İnsan yeryüzü halifesidir ve çok özel üst düşey varlıktır. Durumuna uygun özel bir bilinç tarafından beslenmelidir ki, işte bu “sorumluluk bilincidir” (Takva).

Takva, iç içe geçmiş sınırsız bir tekâmül süreci olarak, “kâfiri imana, mümini ihsana, muhsini îkâna, mûkini irfâna” ulaştıran muhteşem bir sermayedir.

Sorumluluk bilincinin en küçüğü, varlığın en aşağı mertebesine karşı; zirvesi de, Yaratıcıya karşı sorumluluktur. Hesap günü inancı, böylesine zirve bir sorumluluk bilincinin, imana dönüşmüş hâlidir.

ALLAH BİLİNCİ: TEVHİD

Allah bilinci ilk olması gereken bilinçtir, hayatın paradigmasıdır;

“Biliyorum ki Allah’tan başka ilah yoktur (inanıyorum ki değil). “Kim Allah bilinciyle hareket ederse O, onun için bir kapı açar (Talak 65/2).”

FAALİYET BİLİNCİ…

Faaliyet; bilinçli yapılan harekettir.

Her fail bilinç sahibidir, zira bir hareketi “faaliyet” kılan onun bilinçli yapılmış olmasıdır. Hareket ile fiil arasındaki fark, bilinç farkıdır.

Nesneler hareket ederler; yalnızca özneler faaliyet yaparlar ve “fail” olurlar.

NASIL BİLİNÇLİ OLUNUR? ​

İnsanın bilinç sahibi olma sürecinin iki yüzü vardır: Biri fıtrata bakan yüzü ki, bu alt yapıdır. Diğeri terbiyeye bakan yüzü, bu da üst yapıdır.
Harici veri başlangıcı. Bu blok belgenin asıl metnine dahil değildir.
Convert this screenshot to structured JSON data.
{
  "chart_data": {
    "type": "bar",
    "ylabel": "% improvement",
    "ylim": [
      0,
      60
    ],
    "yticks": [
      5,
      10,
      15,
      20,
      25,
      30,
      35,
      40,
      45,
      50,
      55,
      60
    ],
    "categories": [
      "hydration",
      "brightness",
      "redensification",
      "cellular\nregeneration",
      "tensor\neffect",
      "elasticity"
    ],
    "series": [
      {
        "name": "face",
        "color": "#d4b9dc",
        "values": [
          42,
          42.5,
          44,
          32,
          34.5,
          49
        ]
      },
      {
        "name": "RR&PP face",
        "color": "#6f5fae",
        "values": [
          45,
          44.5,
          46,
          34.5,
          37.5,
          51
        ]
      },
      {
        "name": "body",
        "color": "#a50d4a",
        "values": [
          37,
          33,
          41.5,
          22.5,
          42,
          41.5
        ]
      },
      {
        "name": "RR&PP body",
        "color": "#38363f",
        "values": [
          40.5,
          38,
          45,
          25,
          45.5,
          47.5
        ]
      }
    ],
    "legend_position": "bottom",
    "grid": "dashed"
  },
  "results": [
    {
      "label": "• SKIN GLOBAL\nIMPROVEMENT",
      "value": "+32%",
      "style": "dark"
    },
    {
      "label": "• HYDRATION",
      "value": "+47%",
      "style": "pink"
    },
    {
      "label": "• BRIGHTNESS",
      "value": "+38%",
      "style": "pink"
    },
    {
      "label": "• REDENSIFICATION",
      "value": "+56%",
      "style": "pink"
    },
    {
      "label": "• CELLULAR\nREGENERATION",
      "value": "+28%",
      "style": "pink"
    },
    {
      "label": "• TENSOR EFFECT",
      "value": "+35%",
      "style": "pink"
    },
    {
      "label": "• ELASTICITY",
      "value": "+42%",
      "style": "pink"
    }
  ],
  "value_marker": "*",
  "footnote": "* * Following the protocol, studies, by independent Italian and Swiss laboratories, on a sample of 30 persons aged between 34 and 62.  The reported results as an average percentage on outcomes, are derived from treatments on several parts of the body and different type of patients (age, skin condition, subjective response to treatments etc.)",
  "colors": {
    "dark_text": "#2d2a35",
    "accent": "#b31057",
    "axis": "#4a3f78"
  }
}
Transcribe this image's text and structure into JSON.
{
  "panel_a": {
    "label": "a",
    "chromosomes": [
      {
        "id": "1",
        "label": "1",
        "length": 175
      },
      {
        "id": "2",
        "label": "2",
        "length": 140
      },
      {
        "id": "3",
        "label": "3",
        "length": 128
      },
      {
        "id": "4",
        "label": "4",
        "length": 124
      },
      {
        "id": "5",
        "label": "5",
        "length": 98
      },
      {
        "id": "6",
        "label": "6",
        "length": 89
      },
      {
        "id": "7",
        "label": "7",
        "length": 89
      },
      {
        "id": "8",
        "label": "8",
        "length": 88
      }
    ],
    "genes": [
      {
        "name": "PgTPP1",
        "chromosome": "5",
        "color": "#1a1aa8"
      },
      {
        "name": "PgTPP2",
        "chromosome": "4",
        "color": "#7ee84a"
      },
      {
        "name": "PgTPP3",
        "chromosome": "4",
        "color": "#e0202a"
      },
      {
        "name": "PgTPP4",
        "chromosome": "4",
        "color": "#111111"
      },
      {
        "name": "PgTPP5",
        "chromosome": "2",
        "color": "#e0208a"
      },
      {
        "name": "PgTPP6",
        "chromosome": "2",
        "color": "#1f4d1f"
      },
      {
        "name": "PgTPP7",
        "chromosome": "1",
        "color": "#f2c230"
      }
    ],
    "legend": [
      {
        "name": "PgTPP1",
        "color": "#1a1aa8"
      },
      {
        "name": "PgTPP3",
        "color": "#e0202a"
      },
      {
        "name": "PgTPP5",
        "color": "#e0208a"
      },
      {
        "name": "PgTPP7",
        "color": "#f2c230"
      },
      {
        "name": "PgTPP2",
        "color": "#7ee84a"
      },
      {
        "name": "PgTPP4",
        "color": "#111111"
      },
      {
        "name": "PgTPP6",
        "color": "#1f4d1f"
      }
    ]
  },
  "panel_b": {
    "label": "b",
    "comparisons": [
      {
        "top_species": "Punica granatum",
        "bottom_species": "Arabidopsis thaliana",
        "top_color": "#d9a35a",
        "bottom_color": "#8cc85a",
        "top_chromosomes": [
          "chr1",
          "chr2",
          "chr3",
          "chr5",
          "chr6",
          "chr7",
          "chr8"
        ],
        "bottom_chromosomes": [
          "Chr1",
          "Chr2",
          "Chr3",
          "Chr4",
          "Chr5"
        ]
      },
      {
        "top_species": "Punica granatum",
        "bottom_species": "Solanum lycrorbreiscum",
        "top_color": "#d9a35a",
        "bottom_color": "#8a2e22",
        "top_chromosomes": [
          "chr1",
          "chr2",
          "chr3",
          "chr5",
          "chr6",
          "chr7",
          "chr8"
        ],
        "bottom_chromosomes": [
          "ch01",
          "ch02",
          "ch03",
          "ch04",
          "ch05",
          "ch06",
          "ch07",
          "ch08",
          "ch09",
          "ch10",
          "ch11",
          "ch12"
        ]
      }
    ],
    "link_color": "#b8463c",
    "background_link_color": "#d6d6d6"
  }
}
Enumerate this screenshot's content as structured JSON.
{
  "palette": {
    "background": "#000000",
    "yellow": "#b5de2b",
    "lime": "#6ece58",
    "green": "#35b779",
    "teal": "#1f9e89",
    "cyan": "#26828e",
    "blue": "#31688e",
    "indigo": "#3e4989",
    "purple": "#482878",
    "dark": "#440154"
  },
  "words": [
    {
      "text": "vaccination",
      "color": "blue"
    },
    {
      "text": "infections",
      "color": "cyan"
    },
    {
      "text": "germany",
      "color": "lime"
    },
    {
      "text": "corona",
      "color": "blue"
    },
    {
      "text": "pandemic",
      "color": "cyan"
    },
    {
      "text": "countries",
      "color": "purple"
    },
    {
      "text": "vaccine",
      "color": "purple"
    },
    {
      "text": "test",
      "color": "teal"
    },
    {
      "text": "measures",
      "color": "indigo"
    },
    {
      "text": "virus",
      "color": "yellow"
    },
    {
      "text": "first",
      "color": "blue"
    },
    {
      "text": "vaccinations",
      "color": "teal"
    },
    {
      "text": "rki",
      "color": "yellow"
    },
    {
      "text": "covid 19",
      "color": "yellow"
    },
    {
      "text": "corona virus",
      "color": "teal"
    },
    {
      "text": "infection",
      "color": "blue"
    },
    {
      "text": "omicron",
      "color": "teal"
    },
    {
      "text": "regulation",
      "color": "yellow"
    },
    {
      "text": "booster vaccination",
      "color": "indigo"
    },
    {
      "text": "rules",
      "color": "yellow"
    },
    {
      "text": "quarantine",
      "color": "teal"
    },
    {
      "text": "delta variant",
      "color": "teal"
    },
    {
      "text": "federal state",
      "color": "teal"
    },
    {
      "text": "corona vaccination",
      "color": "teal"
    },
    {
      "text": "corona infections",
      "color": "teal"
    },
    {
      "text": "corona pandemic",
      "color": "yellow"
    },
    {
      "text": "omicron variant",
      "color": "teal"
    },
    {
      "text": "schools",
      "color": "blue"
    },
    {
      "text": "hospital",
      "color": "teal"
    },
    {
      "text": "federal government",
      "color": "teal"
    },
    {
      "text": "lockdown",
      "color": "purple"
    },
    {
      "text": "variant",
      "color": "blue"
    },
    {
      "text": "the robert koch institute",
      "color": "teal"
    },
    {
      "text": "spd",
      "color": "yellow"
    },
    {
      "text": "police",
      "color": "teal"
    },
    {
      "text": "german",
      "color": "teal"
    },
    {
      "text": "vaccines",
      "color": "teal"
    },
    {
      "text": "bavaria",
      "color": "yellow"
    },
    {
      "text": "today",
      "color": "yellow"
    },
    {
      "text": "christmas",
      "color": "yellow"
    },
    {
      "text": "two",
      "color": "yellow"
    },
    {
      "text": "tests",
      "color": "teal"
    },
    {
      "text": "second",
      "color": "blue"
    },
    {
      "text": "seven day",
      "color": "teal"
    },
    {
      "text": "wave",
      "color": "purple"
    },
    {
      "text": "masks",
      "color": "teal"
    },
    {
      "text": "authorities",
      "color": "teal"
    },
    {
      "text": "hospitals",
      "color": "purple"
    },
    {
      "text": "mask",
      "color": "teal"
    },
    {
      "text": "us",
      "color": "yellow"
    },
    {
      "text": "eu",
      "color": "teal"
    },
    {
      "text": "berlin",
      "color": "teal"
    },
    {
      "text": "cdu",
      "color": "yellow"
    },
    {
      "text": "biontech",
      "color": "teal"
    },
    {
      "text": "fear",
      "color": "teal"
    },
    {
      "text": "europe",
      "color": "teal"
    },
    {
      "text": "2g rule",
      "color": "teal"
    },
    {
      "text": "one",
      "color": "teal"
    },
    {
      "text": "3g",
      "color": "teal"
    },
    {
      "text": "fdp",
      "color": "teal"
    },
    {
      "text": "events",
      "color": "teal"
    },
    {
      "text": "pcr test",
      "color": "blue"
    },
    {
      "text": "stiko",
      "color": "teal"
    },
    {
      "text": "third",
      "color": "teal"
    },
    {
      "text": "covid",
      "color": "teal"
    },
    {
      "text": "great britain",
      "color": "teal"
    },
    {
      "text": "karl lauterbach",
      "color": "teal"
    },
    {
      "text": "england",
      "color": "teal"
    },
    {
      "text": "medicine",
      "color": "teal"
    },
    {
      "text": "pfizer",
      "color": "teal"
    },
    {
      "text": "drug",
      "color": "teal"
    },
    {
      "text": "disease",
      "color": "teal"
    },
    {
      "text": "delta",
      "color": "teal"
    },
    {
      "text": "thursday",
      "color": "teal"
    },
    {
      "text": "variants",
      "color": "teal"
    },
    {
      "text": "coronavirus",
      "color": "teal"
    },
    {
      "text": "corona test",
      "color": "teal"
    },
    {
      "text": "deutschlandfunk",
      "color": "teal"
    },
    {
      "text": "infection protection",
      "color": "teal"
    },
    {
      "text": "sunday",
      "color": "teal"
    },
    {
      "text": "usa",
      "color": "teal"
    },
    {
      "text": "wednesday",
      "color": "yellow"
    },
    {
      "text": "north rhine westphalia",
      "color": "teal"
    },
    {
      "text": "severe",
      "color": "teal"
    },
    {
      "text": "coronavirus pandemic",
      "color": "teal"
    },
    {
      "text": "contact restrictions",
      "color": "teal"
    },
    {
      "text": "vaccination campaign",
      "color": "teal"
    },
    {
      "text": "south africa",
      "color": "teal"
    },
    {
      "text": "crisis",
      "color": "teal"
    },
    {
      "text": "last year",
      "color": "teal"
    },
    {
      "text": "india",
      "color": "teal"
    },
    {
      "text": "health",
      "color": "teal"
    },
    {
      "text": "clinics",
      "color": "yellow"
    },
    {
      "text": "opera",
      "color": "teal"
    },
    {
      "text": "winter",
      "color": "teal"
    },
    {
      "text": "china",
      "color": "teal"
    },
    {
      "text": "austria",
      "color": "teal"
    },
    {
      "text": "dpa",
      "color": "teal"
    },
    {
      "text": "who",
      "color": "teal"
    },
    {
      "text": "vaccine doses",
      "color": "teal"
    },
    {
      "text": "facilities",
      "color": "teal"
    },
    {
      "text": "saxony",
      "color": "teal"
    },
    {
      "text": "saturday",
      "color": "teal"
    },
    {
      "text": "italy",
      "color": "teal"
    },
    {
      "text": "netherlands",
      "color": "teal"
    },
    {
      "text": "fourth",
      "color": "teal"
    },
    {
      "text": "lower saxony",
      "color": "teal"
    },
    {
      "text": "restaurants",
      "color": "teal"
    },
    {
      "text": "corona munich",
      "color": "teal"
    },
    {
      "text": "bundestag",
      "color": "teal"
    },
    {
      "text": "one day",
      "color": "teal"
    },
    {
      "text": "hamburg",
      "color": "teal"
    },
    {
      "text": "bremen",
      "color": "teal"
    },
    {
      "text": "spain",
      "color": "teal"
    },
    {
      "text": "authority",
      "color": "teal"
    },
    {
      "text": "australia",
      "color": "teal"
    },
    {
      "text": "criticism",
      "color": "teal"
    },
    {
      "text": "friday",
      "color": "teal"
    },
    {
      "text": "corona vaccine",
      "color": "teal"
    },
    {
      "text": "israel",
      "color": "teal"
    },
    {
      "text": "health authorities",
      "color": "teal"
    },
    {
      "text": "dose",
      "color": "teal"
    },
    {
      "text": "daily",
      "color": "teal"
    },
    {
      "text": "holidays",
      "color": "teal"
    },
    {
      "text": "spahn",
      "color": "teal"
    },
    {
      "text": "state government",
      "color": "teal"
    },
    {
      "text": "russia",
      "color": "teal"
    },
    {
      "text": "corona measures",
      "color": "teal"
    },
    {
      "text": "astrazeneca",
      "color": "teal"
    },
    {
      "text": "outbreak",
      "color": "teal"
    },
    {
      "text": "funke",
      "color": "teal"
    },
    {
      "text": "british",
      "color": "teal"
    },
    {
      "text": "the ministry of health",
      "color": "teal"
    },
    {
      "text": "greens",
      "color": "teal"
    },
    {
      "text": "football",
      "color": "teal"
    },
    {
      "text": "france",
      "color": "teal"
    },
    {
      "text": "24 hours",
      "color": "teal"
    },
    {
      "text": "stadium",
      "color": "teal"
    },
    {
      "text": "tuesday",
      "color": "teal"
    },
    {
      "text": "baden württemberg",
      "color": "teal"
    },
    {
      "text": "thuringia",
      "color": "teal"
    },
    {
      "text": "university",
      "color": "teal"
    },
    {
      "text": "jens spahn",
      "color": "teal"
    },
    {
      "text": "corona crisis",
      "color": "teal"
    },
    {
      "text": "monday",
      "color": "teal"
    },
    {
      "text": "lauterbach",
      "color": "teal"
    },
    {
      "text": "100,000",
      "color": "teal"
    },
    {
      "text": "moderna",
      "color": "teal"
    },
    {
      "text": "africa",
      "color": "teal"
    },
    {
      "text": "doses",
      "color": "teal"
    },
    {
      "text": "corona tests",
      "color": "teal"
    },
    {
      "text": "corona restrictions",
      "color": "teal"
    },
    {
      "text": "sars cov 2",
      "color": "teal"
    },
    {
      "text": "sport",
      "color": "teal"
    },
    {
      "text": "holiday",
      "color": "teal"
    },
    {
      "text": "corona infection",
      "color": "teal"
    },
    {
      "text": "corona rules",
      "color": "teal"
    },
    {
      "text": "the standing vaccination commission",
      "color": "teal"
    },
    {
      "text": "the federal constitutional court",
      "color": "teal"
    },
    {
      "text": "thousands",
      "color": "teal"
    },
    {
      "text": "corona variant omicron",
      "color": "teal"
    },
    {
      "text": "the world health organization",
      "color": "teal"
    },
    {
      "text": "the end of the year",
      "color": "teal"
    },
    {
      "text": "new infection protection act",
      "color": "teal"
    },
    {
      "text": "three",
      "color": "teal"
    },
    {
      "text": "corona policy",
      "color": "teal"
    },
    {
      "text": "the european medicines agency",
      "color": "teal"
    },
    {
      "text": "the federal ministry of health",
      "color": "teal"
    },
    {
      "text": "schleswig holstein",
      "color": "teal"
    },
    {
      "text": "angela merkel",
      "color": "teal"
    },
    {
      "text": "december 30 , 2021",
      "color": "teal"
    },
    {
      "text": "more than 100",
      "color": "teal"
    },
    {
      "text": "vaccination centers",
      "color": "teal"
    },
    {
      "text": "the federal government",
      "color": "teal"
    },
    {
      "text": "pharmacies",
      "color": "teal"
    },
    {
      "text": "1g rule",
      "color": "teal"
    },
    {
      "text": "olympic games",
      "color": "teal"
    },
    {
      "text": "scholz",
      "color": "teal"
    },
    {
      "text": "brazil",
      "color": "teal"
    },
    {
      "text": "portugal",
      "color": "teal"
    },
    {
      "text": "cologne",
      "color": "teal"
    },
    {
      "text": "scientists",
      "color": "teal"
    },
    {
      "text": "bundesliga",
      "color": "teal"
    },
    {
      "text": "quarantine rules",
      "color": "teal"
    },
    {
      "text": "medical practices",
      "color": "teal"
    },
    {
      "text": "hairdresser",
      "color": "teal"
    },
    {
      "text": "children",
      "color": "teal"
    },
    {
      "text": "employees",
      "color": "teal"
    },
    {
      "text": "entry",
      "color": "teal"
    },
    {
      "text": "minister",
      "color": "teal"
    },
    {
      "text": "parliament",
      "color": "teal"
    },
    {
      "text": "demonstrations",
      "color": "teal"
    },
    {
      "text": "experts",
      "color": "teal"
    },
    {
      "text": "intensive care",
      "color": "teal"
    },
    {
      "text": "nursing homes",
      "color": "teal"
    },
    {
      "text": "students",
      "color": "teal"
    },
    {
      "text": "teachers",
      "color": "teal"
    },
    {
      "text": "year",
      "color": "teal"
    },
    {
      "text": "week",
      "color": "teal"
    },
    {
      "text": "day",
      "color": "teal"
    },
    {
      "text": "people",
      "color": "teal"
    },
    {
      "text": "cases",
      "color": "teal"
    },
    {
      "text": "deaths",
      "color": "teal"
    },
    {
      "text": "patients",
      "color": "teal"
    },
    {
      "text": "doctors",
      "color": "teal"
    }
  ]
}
Bilincin fıtrata bakan yüzünde, ben idrakine sahip bireyin akıl+irade+vicdan üçlüsünden oluşan doğal sermayesi yatar.

BİLİNÇ İNŞASINDA VAHİY

Bilincin terbiyeye bakan yüzünde ise, insanın eğitim ve öğretim süreçlerinin tümü yer alır. İnsan Allah tarafından “yeryüzünün halifesi” olarak atanmıştır. Vahiy tarafından eğitilmeli, vahyin terbiyesinden geçmelidir. Bunun olmazsa olmaz şartı vahyi anlamaktır. Vahiy anlamı olan bir hitaptır.

Allah abesle iştigal etmez. El Hakk olan Allah, her şeyi bihakkın yaratandır; anlamlı ve amaçlı.

Kur’an’ın bir anlamı vardır, çünkü bir amacı vardır. Kur’an’ı anlamak Murad-ı İlahiyi anlamaktır.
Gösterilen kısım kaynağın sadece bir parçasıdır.